What Is RAG?

Retrieval-Augmented Generation gives LLMs access to your data. Instead of relying on training data (which may be outdated or wrong), RAG retrieves relevant documents and includes them in the prompt. The LLM generates answers grounded in your actual sources — reducing hallucinations and providing up-to-date information.

RAG Architecture

The pipeline: Ingest → chunk documents → generate embeddings → store in vector DB. Query → embed user question → search vector DB → retrieve top-k chunks → send chunks + question to LLM → return grounded response. Each step affects quality — especially chunking and retrieval.

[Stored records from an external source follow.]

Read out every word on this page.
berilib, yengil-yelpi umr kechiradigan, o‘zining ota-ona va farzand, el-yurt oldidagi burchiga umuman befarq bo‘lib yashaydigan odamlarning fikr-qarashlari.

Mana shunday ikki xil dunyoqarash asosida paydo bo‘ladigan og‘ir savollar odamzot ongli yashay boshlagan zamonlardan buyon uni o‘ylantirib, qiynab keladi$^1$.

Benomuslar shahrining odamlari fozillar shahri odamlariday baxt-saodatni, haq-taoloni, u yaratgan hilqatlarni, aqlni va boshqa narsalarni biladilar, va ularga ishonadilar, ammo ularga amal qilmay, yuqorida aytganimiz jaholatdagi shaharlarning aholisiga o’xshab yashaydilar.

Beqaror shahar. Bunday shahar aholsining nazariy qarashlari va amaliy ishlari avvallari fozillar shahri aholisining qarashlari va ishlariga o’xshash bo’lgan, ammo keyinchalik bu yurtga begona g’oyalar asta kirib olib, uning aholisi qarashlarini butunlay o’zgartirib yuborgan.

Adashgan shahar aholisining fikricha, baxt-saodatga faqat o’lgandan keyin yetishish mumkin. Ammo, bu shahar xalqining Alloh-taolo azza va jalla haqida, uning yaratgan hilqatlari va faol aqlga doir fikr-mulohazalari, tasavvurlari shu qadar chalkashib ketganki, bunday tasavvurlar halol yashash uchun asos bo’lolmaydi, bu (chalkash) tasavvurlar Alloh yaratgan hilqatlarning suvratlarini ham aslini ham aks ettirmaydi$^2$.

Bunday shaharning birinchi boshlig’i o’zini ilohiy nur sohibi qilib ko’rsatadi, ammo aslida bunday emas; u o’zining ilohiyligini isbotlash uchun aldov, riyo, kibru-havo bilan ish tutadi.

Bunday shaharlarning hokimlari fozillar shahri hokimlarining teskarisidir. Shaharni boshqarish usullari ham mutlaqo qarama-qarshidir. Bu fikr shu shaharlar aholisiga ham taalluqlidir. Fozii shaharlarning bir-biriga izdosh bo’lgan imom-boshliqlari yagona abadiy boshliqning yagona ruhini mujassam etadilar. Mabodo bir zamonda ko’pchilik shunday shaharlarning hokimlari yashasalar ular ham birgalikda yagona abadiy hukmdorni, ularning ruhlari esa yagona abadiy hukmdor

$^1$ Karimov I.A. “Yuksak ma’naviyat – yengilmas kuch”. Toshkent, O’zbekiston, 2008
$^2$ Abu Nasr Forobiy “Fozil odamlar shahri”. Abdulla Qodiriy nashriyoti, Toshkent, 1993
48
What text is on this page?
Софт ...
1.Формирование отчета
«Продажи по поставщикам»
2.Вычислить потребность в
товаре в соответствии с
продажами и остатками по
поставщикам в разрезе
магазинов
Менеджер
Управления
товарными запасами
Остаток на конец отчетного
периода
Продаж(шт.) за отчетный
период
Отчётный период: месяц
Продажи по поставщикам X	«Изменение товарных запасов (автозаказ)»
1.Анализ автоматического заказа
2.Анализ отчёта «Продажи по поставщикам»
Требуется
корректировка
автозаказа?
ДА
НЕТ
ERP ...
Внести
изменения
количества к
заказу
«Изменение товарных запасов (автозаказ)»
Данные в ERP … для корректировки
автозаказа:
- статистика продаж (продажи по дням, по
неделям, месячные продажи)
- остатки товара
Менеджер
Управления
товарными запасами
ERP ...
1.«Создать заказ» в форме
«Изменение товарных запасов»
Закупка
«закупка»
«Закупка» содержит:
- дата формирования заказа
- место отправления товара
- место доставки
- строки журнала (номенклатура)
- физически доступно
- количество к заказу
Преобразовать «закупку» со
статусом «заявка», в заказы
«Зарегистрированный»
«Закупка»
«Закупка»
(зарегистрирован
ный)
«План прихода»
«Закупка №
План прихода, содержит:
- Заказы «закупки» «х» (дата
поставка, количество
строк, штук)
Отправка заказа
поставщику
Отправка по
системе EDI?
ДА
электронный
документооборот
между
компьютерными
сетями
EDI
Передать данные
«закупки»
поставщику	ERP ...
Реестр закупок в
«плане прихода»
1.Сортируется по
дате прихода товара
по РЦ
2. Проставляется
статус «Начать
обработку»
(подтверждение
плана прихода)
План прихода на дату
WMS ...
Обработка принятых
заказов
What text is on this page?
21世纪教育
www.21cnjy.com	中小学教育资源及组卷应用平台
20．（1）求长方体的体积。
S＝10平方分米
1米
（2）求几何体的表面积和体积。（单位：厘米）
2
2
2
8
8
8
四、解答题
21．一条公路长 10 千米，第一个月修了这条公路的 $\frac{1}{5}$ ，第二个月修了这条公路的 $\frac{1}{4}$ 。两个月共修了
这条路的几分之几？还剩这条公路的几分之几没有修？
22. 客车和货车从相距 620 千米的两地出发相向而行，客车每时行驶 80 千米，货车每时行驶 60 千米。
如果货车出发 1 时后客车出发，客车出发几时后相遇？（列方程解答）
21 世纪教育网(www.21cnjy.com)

Embeddings and Vector Databases

Embeddings convert text into high-dimensional vectors. Similar texts have similar vectors. Use OpenAI's ada-002, Cohere's embed, or open-source models like BGE. Store vectors in Pinecone (managed), Weaviate (open-source), pgvector (PostgreSQL extension), or Chroma (lightweight). For small datasets, pgvector is the simplest choice.

Chunking Strategies

Too small: chunks lack context. Too large: irrelevant noise dilutes useful information. Start with 500-1000 tokens with 100-200 token overlap. Use semantic chunking (split by sections/paragraphs) over fixed-size chunking. Include metadata (source, date, section) with each chunk for filtering and attribution.

Retrieval Optimization

Hybrid search combines vector similarity with keyword matching (BM25). Re-ranking with cross-encoder models improves result quality. Use metadata filters to narrow results (by date, category, source). Query expansion rewrites the user's question for better retrieval. These techniques can improve answer quality by 30-50%.

Frameworks and Tools

LangChain: full-featured, Python/JS, lots of integrations. LlamaIndex: data-focused, excellent for document ingestion. Haystack: production-grade, modular pipelines. For simple RAG, direct API calls to embeddings + vector DB + LLM may be cleaner than a framework.

Conclusion

RAG is the most practical way to give AI access to your data in 2026. Start with a simple pipeline: chunk your docs, embed with ada-002, store in pgvector, retrieve top-5, and pass to GPT. Iterate on chunking and retrieval as you learn what works for your data.